Travel writer Jamie Tinkepaugh, and his father Peter Davies, decided to take the Trans-Siberian as countless travellers have before them. However, their trip was slightly different to the majority of travel experiences as Jamie is a wheelchair user.
We sat down with him to discuss his book about his Trans-Siberian adventure Wheeling East, his travel inspiration and advice for fellow travellers looking to see the world's grandest rail journey.
What inspired you to take the Tran-Siberian?
I have always been interested in exploring since I was very young.
As a small child I was given a globe that lit up, I would look at it and see the many countries and think when I am asleep, people on the other side of the world are starting their day, the light on the globe showed the equator, the vastness of the world. The U.K. seemed to be just a little dot, the sheer distance between the countries, the amount of blue struck me, the oceans, the rivers, running my finger along the unfamiliar names trying to get my tongue around them.
At the same time I loved going to the unknown, which at that age meant going with my father to a big train station on a Saturday, searching the destination board for a name that appealed to me and then boarding the train onto adventure.

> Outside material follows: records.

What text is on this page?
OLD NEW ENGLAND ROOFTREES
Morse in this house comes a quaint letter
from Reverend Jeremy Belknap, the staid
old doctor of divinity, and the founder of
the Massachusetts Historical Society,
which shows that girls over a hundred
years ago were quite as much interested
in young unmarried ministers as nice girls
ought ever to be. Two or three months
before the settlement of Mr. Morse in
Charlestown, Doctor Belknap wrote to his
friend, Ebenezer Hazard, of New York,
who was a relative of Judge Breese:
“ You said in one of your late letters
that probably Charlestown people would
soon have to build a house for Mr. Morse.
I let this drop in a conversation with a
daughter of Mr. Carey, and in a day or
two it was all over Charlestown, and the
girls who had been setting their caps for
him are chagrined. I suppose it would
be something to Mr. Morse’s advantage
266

When I was eighteen, my father and I went interrailing around Europe. We didn’t book hostels or trains in advance, which sometimes caused problems. I remember the staff at Bologna station were very unhelpful as we were supposed to have booked at least 24 hours in advance. This is one of the ways that disability can get in the way of spontaneity.
I have always loved travelling by train as I can watch the landscape unfold before me and observe the huge variety of people that share our space. So naturally, since I learnt of the Trans-Siberian railway I have wanted to travel on it.
What was your expectation travelling the Trans-Siberian as a wheelchair user compared to your actual experience?
Real Russia gave us invaluable assistance in reserving a wheelchair space – the only one that was available on the whole train. Without it, I would have been unable to travel as the corridors are too narrow for a wheelchair and so I couldn’t have reached any other compartment.
I had no expectations prior to the journey. We had spent so many years, dreaming, thinking planning that at times it seemed more like a faraway fantasy, there were so many components that had to come together so much uncertainty. I will not pretend that the journey was easy by any means, the height of the train above the platform meant that I couldn’t get off for the entire eight day journey. Also, without the assistance of an able-bodied person (my father) to forage for food, I would have got very hungry; the restaurant car was unreachable and there were no food sellers on the train. I had imagined that local would board the train at the longer stops to sell us local delicacies, but it didn’t happen.
What was your favourite part of the Trans-Siberian?
There was something marvellously relaxing about the whole trip. I loved the steady pace of the train. High speed trains are all very well, but they distance you from the landscape and make you perhaps restlessly urge the train to its destination. On such a long journey time slips away – helped by crossing innumerable time zones, while station clocks, sticking to Moscow time, became increasingly adrift- and you can slip into a wonderful reverie. Seeing Lake Baikal in the morning light was a privilege, the almost mythical largest fresh water lake in the world was outside my window, the sun frim azure sky glinting on azure water. Siberia, is hugely important in Russian history and imagination. To travel through it brought home something of the sense of what it may be like to have to try and survive there, exiled amongst the bleak landscape of birch forests in the depths of winter.
When we stopped at stations I loved to see the people, the little girl being reunited with her mother on a station platform, rushing towards each other, the family announcing their arrival with a whirl of arms and legs, the laughter and warmth that emanated from the carriage, the people using the train to travel for a few stops, others using it like us to travel thousands of miles, it still feels unbelievable that we were able to travel by train to another far continent.
Had you planned to write about your experiences in a book before you travelled, or did the inspiration come afterwards?
I had always planned to write a blog to detail the journey of a lifetime although that phrase is often overused in this case it was true, I wanted to inspire other disabled people that they could take a trip of whatever length and distance; it was not a competition but that they could get out there, be full members of their communities, be active and achieve what they wanted to. I had such a positive response to the blog people kept saying it should become a book so that it might reach a wider audience.
What would be your advice for someone looking to do the Trans-Siberian?
I hope that my book might encourage others. Of course every disabled person is disabled in their own way. Some, like Ade Adepetan, have good upper body strength and can weight-bear enough to get on and off the train. Others with less muscular control, needing, say, an electric wheelchair, perhaps might not be able to make the trip at all. But without exploring the idea you will never know what is possible. And many dangers that loom huge in prospect are later seen as not so difficult.